Le contrat de courtage immobilier ne peut constituer une promesse unilatérale de contracter

L’article 1388 du Code civil du Québec stipule qu’ “est une offre de contracter, la proposition qui comporte tous les éléments essentiels du contrat envisagé et qui indique la volonté de son auteur d’être lié en cas d’acceptation”.

L’article 1390 de ce Code ajoute que l’ “offre de contracter peut être faite à une personne déterminée ou indéterminée; elle peut être assortie ou non d’un délai pour son acceptation. Celle qui est assortie d’un délai est irrévocable avant l’expiration du délai; celle qui n’en est pas assortie demeure révocable tant que l’offrant n’a pas reçu l’acceptation”.
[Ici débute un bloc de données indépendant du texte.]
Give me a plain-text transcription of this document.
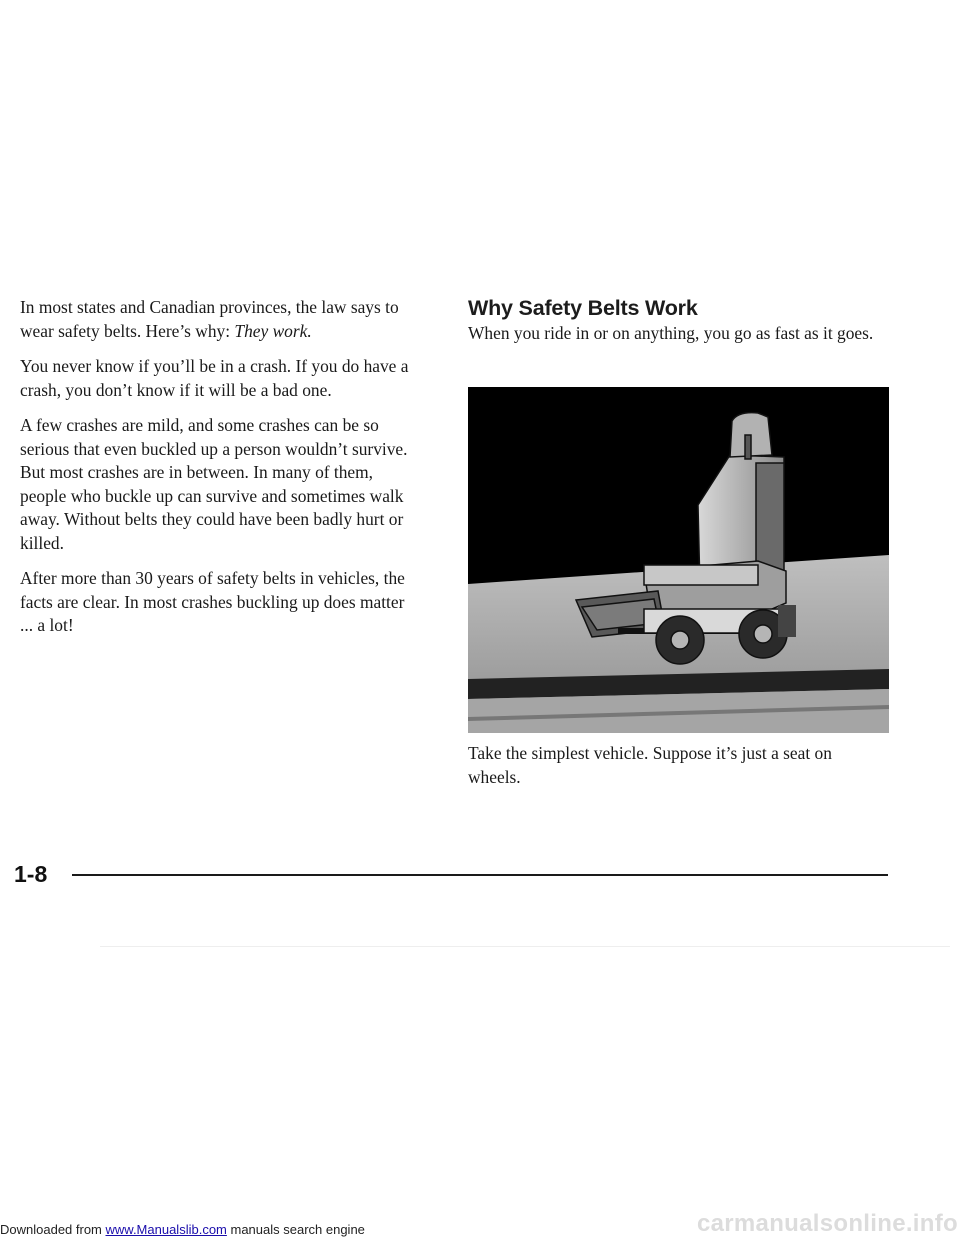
In most states and Canadian provinces, the law says to wear safety belts. Here’s why: They work.

You never know if you’ll be in a crash. If you do have a crash, you don’t know if it will be a bad one.

A few crashes are mild, and some crashes can be so serious that even buckled up a person wouldn’t survive. But most crashes are in between. In many of them, people who buckle up can survive and sometimes walk away. Without belts they could have been badly hurt or killed.

After more than 30 years of safety belts in vehicles, the facts are clear. In most crashes buckling up does matter ... a lot!

Why Safety Belts Work

When you ride in or on anything, you go as fast as it goes.

Take the simplest vehicle. Suppose it’s just a seat on wheels.

1-8
Downloaded from www.Manualslib.com manuals search engine	carmanualsonline.info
Le juge Baudouin, dans l’affaire Royal Lepage Des Moulins inc. c. Baril (J.E. 2004-623 (C.A.)), avait laisser entendre, en obiter dictum, que le contrat de courtage immobilier pouvait constituer une promesse de vendre, lorsqu’il rappelait le principe général qu’une offre suivie d’une acceptation lie les parties.

Il n’avait toutefois pas étudié la situation au regard de la Loi sur le courtage immobilier et des règlements adoptés en vertu de cette Loi.

Il devait alors plutôt trancher quant à savoir si celui qui met sa maison en vente par l’entremise d’un courtier, bien qu’il ne soit pas obligé d’accepter une promesse d’achat sur le prix demandé, il doit cependant indemniser le courtier qui a fait son travail et qui lui a apporté une promesse d’achat pour le prix demandé.

Depuis cette décision, les courtiers mentionnent souvent, dans les fiches descriptives, que la fiche ne constitue pas une offre de vente qui lie le propriétaire.

Qu’advient-il s’ils ne le font pas?

C’est ce que la Cour d’Appel du Québec a eu à trancher, dans une affaire plus récente, soit l’affaire Lavoie c. Bernier (Succession de) (200-09-006278-086).

Dans cette dernière affaire, un dénommé Samson, propriétaire d’un immeuble, a retenu les services d’un courtier, lequel a préparé une fiche descriptive mentionnant que le prix demandé était de 68 000 $.

Désirant acquérir l’immeuble, un dénommé Lavoie a communiqué avec le courtier, lequel lui a fait signer un document qui n’est pas autre chose qu’une promesse d’achat formelle, cela au prix demandé et sans aucune condition.

Cependant, concomittamment, une autre personne a communiqué avec le courtier et a elle aussi signé une promesse d’achat formelle pour une somme supérieure au prix demandé.

Le courtier a présenté les deux offres à Samson, comme la Loi sur le courtage immobilier et ses règlements le lui prescrivent.

Lavoie soutient que, puisqu’il a accepté d’acheter l’immeuble au prix demandé, la promesse d’achat formelle qu’il a signée n’est pas juridiquement une promesse d’achat, mais une acceptation d’une offre de vente faite en application de l’article 1388 C.c.Q.

La Cour d’Appel estime que cette position est mal fondée.

Elle ajoute que, lorsque Samson a retenu les services du courtier, il s’attendait à ce que celui-ci procède selon la Loi et les usages en matière de courtage immobilier. Or, selon la Loi et ces usages, ce que les courtiers recherchent ne sont pas des acceptations de soi-disant offres de vente, mais des promesses d’achat.

Le législateur a voulu bien encadrer la vente d’immeubles résidentiels par l’entremise de courtiers en adoptant la Loi sur le courtage immobilier.

En la matière, la pratique a toujours été et est que ce qui précède la vente est une offre d’achat, suivie, le cas échéant, d’une contre-offre.

En accord avec la pratique, la Loi tient pour acquis que le travail du courtier est de recevoir des offres, et, en accord avec la Loi, les règlements applicables disposent que les offres d’achat et les contre-offres sont faites dans des formulaires dont les stipulations sont obligatoires.

La Loi et le Règlement du gouvernement ne font aucune mention d’un formulaire qui serait une offre de vente. Comme les formulaires sont obligatoires, qu’ils consistent en particulier en une promesse d’achat et en une contre-proposition à une promesse d’achat, il résulte que les courtiers ne font pas signer et n’ont pas le droit de faire signer par un acheteur potentiel une acceptation d’une soi-disant offre par le vendeur.

En résumé, le plus haut tribunal du Québec conclu que le fait que Samson a retenu les services d’un courtier indique bien que la fiche descriptive n’était pas une offre de vente qui le liait. En conséquence, on ne saurait conclure que Samson a eu tort de tenir le document qui lui a été présenté autrement que comme une promesse d’achat qui pouvait être refusée.